第8話

 目は口ほどにものを言う。

 応接間で話を聞いていた時の使用人の七田は物言いたげな目をしていた。

 アルと共に屋敷の中を探して、キッチンで食材を並べている七田を見つけ出した。無駄に広い家だ。

「あら、探偵さんと……難しい名前の方」

 七田にそう呼ばれて、アルが一瞬だけ錆びそうな顔をしたのを俺は見逃さなかった。ざまあみやがれ。俺だって名前はもう覚えてない。

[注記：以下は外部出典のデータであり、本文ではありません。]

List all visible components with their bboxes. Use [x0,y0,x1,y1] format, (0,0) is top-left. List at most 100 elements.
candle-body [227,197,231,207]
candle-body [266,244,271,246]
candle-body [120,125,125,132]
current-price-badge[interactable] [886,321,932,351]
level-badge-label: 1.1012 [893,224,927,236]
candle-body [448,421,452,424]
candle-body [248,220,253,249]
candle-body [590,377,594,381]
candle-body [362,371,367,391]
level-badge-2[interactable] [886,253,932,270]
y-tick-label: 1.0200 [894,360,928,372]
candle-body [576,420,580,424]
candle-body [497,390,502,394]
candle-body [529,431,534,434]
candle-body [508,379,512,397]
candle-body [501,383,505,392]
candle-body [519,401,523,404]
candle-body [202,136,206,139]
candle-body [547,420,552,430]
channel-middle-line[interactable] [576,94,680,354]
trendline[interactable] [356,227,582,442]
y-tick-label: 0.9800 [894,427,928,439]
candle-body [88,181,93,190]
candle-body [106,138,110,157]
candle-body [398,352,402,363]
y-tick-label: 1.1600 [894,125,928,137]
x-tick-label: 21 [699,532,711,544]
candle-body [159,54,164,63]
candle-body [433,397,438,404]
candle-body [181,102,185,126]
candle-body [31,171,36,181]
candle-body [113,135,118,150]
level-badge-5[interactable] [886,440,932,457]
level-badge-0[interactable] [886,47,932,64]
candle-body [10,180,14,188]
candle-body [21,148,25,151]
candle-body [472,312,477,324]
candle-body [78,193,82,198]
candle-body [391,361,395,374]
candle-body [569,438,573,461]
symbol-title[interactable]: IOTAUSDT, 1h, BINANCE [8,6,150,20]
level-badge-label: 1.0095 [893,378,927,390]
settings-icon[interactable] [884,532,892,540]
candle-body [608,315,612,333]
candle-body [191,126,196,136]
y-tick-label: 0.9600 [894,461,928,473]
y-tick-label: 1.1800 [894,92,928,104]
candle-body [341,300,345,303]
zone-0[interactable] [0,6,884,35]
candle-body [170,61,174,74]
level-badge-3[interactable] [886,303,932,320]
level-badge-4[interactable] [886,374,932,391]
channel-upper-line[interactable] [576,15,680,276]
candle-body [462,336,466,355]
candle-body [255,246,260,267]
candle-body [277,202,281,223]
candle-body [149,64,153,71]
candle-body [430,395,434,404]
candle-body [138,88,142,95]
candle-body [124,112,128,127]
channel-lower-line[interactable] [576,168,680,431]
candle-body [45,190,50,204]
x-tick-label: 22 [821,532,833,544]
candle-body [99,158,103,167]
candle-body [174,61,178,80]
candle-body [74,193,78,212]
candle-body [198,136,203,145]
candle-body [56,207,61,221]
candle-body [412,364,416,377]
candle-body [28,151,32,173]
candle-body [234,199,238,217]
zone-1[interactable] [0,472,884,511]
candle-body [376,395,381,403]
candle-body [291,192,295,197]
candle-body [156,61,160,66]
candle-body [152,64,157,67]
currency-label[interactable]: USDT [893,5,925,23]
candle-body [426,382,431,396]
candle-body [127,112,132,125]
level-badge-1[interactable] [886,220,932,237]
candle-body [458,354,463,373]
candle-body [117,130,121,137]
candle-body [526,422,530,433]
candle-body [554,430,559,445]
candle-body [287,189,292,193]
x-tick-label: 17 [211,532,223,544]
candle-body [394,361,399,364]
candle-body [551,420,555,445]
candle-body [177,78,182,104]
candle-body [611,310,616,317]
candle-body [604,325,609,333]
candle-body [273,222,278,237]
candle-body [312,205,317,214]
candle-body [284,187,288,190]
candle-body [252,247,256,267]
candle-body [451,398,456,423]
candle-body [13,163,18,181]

「失踪した倉光さんのことについて、詳しく聞きたいんだが」

 案の定、七田は目を輝かせた。

「詳しくといっても、まだ2か月くらいなので」

「倉光さんの交友関係については? 友達とか恨んでる人間はいたかとか」

 七田は記憶を手繰るように視線を彷徨わせた。

「この前、街で何人かの男の人と一緒に居るのを見ましたけど……」

「どんな奴らだった?」

「さあ……、よく分かりません。でも、仲良さそうにしていたわけじゃなかったと思います……。というか、知り合いじゃなかったかも」

「どうしてそう思う?」

「しつこくつきまとわれてるような感じでした。ほら、よくあるじゃないですか。私だってたまにはナンパされることもありますけど」

「男にナンパされてたのか?」

「そういうことじゃなくて、そういう感じでしつこく呼び止められている感じで、倉光さんも何かを言い返して……。でも、全くの初対面という感じにも見えなくて……」

 要領の得ない話だ。堰を切ったように話し出したところをみると、もとはお喋り好きらしい。


 アルが俺の肩を叩いた。そして小声で言う。

「この人は何かを隠してるんじゃないでしょうか」

「隠すって何を?」

「分かりませんが、私の探偵としての勘がそう言ってるんです」

「てめーは探偵じゃねーだろ」

 七田が怪訝そうにこちらを見ていた。

「あのー、何かありましたか?」

「倉光さんが昨夜の9時半に自室に向かうのを見たと言ったな。それは、自室に入って行くのを見たのか、それとも、自室に戻ると言ってどこかへ向かうのを見たのか、どっちだ?」

「ええと……、自室に入って行くのを見ました」

「その時の様子は?」

「いつもと変わらずでした」

「倉光さんはいつも早い時間に寝るのか?」

「え? いや、どうでしょう……。一緒に寝たことがないので、分かりませんけど」

 倉光にとっては、不意の襲撃だったはずだ。だが、何かが引っかかる。気配がして、横を見るとアルの顔が迫っていた。

「顔近づけるなよ」

「比嘉探偵、≪ポリグラフ≫を使いましょう」

 アルが小声で言う。≪ポリグラフ≫は≪探偵神器ガチャ≫で俺が引いた、ウソが見破れるというアイテムだ。

「何のウソを見破るんだよ」

「見本を見せてあげましょう。≪ポリグラフ≫を貸して下さい」

 鬼気迫る様子に、思わずアイテムを手渡してしまった。アルは七田に歩み寄って、怪談でも始めるのかというような迫真の表情を差し向けた。

「七田さん、あなたの口振りからすると、あなたと倉光さんの間には、何か口に出すのを憚られるような関係性があるのではないかと感じるんですよね。というのも、なぜかあなたは倉光さんが自室に向かうのを見ていた。あなたと倉光さんは男女の仲だったのではないですか?」

 目の前にポップアップが現れる。


【≪ポリグラフ≫を使用しました】


 七田は神妙な面持ちだ。

「そうなんです。私、倉光さんをお付き合いをしていました」

 すると、どこからともなく七田の声が周囲に響き渡った。

『そんなわけねーよ。私じゃヒモにもさせられねーよ』

「え?」

 突然の出来事に、俺は声を上げてしまった。途端に、七田がにっこりと笑う。

「なーんて! そんなわけないじゃないですか。でも、私がちょっと気があるというのは、その通りです」


【≪ポリグラフ≫の効力が切れました】


 俺はアルの頭を思いっきり引っ叩いた。

「てめー、クソどうでもいいウソ暴いてどうすんだ! 1個無駄にしたjねーか!」

 アルは頭を押さえながら、申し訳なさそうに言う。

「すみません。じゃあ、ショップで≪ポリグラフ≫を買いましょう」


【≪ポリグラフ≫を1個、銅貨50枚で購入できます】

【≪ポリグラフ≫を購入するための銅貨が足りません】

【購入しますか?】


 俺はここに記すことのできない言葉を発して屋敷を飛び出した。

「購入」という言葉にゲロが出そうになりながら。